A characteristic of X-linked inheritance is that fathers cannot pass X-linked traits to their sons. A daughter will get either her mother's X chromosome with the hemophilia gene or her mother's X chromosome with the normal gene for clotting.
How are hemophilia A and B inherited passed? Copyright Notice.
Does this mean that the mother alone is the one responsible for having a child with hemophilia? This means that when the factor deficiency is inherited from only one is hemophilia sex linked recessive or dominant in Phoenix, the child will be a carrier of the condition, but usually not have symptoms.

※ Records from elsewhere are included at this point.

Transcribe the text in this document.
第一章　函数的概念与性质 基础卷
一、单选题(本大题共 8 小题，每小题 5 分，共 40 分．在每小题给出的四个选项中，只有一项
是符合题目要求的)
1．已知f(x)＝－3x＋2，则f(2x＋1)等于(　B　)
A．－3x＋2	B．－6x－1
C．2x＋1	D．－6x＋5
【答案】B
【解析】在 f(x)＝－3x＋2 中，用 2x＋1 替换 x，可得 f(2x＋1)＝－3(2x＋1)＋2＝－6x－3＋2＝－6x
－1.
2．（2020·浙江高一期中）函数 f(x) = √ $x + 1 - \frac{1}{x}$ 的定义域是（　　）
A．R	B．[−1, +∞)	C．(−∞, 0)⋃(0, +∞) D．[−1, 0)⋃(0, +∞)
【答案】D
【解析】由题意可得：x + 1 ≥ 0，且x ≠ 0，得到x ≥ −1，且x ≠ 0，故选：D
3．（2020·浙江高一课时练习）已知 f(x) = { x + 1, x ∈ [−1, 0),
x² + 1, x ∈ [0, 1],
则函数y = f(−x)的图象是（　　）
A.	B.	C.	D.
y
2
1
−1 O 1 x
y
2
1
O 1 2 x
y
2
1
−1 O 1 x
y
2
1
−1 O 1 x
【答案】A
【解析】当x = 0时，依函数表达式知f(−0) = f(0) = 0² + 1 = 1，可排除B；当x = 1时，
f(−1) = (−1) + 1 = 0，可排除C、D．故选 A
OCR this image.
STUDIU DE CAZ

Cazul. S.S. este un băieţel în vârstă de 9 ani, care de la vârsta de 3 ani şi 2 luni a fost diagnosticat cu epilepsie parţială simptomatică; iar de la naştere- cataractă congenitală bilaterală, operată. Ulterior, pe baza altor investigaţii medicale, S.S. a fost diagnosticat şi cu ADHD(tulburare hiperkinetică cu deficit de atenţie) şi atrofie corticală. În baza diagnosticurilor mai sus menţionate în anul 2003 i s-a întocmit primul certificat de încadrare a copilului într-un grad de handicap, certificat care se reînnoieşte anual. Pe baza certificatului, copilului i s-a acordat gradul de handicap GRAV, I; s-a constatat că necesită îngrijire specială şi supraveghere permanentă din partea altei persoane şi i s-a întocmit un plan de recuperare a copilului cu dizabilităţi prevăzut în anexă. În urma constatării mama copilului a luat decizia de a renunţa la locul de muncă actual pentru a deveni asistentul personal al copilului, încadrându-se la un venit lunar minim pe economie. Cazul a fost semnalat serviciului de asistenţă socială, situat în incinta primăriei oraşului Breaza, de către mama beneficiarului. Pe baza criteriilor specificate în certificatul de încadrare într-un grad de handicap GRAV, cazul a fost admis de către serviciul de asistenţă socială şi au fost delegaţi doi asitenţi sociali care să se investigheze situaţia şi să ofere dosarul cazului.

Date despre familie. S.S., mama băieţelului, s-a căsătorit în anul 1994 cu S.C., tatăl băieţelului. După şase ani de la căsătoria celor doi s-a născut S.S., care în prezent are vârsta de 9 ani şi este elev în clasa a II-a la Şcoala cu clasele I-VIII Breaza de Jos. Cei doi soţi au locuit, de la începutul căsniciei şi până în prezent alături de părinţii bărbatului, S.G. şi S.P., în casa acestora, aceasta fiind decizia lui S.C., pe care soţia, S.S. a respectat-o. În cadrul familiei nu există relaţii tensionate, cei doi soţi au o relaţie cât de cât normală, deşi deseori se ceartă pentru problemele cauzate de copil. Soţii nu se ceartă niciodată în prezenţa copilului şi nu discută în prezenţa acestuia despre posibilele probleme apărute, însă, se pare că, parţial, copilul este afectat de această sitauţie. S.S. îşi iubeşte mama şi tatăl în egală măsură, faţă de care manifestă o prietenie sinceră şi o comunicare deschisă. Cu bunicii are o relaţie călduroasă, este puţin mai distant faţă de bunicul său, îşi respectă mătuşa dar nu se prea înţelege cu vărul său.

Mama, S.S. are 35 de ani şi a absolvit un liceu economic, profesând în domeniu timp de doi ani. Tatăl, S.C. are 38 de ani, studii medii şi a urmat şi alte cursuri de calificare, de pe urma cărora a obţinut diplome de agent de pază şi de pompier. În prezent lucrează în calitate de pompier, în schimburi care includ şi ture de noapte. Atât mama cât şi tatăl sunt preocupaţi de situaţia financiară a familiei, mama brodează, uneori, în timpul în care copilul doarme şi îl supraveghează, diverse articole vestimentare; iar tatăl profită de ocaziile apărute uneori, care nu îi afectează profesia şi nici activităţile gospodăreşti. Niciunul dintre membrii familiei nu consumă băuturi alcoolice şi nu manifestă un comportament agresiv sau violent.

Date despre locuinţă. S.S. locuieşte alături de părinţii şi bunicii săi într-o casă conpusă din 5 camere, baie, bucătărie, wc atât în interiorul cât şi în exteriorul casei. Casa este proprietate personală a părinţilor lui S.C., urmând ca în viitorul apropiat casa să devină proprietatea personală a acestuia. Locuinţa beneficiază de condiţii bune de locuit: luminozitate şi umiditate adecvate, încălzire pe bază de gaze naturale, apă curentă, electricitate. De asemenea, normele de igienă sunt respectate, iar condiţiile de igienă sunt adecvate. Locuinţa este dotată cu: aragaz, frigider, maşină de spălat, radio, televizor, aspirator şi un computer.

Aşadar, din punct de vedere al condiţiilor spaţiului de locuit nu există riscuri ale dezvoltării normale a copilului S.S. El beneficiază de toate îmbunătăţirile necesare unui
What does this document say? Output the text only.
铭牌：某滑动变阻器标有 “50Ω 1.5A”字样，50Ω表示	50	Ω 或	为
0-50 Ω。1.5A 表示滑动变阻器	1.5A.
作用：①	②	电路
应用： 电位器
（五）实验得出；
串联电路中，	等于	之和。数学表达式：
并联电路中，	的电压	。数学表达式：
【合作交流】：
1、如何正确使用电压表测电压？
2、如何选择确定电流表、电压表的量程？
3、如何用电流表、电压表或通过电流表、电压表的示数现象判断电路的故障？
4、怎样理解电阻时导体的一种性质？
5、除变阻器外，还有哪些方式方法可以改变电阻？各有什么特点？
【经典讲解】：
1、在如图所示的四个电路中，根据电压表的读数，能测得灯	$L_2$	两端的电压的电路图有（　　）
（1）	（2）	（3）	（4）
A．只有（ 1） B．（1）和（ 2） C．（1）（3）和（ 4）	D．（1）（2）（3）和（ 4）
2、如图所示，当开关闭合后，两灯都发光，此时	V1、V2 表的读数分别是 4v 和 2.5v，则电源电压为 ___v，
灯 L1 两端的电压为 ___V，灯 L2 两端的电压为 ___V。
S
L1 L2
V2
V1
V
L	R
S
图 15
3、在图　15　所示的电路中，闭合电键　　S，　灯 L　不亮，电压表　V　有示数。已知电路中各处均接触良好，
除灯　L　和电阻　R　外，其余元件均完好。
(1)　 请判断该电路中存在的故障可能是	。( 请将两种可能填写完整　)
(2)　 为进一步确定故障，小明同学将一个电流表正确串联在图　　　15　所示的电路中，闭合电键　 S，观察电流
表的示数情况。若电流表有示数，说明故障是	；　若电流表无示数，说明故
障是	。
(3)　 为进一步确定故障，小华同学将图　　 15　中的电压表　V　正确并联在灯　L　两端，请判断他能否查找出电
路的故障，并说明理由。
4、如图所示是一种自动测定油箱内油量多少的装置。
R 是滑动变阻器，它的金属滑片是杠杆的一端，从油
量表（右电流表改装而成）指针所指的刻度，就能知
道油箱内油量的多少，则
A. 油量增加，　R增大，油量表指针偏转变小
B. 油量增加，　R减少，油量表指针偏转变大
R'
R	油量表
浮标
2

Factor X deficiency was first discovered in a man with the surname Stuart from North Carolina. Diagnosis is made with a prothrombin time PT test and an activated partial thromboplastin time aPTT test. Bleeding can swell the base of the tongue until it blocks the airway, making breathing difficult.
We are unaware of most of them. Specific factor XIII assays can confirm the diagnosis.
The daughters are just as likely to be hemophilic as the sons. Sign In. Overview There are several X-linked or sex-linked recessive genetic disorders, hemophilia, muscular dystrophy which are inherited through a genetic defect on an X chromosome.